The downregulation of a set of extracellular region and extracellular matrix transcripts following transfection with both Rnf14 transcript variants was unexpected. Example downregulated molecules common to both transfections included multiple collagen isoforms (Col14a1, Col6a2, Col6a1, Col8a2, Col16a1), other matrix structural components (Dcn, Mglap) and matrix remodelers (Mmp2, Adamts2). We ascribe these observations to one of two phenomena. On the one hand, it may reinforce the transmission of the immune signals we have observed, as it has been documented that the extracellular matrix plays a crucial role in the inflammatory process . Alternatively, the signal may correspond to differences in myocyte progression through proliferation and differentiation, the transition through which is known to be accompanied by various changes in matrix-mediated adhesion .

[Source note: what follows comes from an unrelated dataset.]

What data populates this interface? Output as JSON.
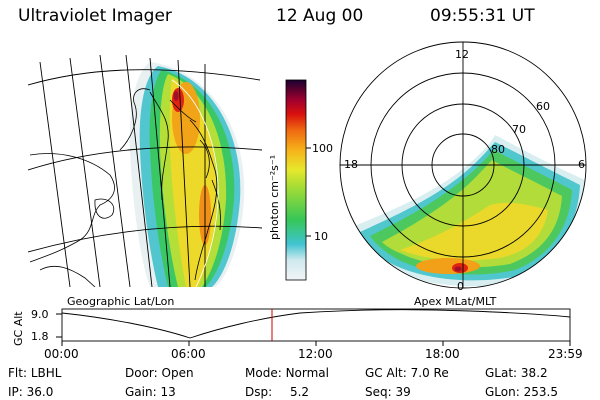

Interpreting the various lines of evidence linking RNF14 protein to immune and mitochondrial functions is complicated by the cross-species sources of data. The original co-expression prediction of RNF14’s gene function was made mainly from bovine expression data. Disentangling the various pieces of information is challenging given cattle are a non-model organism and we have incomplete knowledge of bovine functional genomics. For example, it is not clear how many bovine RNF14 transcript variants exist in total, which clearly complicates our (co-expression) interpretation of the Agilent probe that provided the original foundation for some of the predictions.
Nevertheless, the outcome of this validation experiment supports three of our systems biology gene discovery approaches: 1) Partial Correlation and Information Theory (PCIT)  2) Module-to-Regulator analysis  and 3) Regulatory Impact Factors [12, 13]. While there is some overlap in the exact molecules present in the co-expression modules and those perturbed in this subsequent transfection experiment (Prsmb8 and Irf1 being common to both in an immune context), the overlap is very patchy. This implies that predictions based on considerations of co-expression or differential co-expression are perhaps best made in terms of broad function rather than specific molecules.